The EU bubble is doomed to burst in 2019, financial analyst warns

The EU bubble is doomed to burst in 2019, financial analyst warns

The European Union is about to implode this year, investor Mitch Feierstein has predicted in a New Year episode of the Keiser Report. He also reveals which country will become the next Greece – and the answer may surprise you.

This year will be harsh for Europe not only due to Brexit, because other member states besides the UK could also bring the bloc down, according to Feierstein. Nationwide protests in France are only the first sign of looming wider unrest, the analyst told RT’s Max Keiser.

“You are gonna see global unrest. I think you’ll it as a feature in Italy when the EU tries to bully them,” the British-American investor noted, citing infective “draconian austerity measures.”

However, not only Italy but also France could follow the fate of debt-ridden Greece, Feierstein warned, noting the low approval rating of President Emmanuel Macron, skyrocketing unemployment, and huge wealth inequality in the country.

“Italy has got four trillion in loans they said there are not going repay… France has got a similar situation but they’ve got civil unrest with the population burning down Paris.

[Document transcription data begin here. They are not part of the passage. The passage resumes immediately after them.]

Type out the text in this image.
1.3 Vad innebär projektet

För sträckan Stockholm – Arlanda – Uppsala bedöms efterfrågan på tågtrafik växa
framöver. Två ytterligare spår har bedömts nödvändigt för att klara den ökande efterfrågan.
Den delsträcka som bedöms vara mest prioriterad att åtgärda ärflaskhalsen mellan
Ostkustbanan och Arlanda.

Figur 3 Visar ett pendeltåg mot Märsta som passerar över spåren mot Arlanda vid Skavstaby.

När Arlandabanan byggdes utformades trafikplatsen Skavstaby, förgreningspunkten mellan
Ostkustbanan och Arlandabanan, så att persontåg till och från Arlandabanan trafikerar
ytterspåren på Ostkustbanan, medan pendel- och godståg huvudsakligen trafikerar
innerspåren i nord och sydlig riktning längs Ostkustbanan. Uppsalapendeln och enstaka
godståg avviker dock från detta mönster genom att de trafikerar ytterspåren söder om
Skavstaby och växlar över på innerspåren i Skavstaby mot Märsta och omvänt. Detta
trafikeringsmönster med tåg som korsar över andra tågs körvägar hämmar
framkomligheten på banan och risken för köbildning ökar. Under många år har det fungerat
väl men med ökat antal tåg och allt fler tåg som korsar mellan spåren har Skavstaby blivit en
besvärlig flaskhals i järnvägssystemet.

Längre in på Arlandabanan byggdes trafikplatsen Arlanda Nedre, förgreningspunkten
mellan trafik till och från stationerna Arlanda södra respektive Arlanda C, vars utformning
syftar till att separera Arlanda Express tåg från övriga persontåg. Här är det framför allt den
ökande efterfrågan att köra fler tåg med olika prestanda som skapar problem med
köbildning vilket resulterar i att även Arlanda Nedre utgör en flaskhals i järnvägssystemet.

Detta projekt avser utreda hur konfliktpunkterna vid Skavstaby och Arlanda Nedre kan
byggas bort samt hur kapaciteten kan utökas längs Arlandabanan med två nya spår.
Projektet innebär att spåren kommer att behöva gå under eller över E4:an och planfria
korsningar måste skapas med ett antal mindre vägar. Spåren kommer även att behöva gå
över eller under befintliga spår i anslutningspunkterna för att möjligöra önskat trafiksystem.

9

So one of them will leave,” he predicted.

Both countries have been breaking EU budget rules. After just one year of compliance in 2018, Paris announced that its budget deficit for 2019 is set to be 0.2 percent higher than the three percent threshold that the bloc’s rules allow. Brussels agreed to tolerate the breach as it had been doing so for almost a decade before Macron’s presidency.

Also on rt.com Oops, France did it again! EU allows Paris near-traditional budget breach for 2019

Italy has also been at loggerheads with the 28-nation union. Last year, the EU Commission wanted to put Italy in an economic disciplinary program over a serious breach of EU regulations on debt. The standoff between Rome and Brussels was settled only in mid-December, when Italy agreed to a budget deal despite domestic criticism from opposition.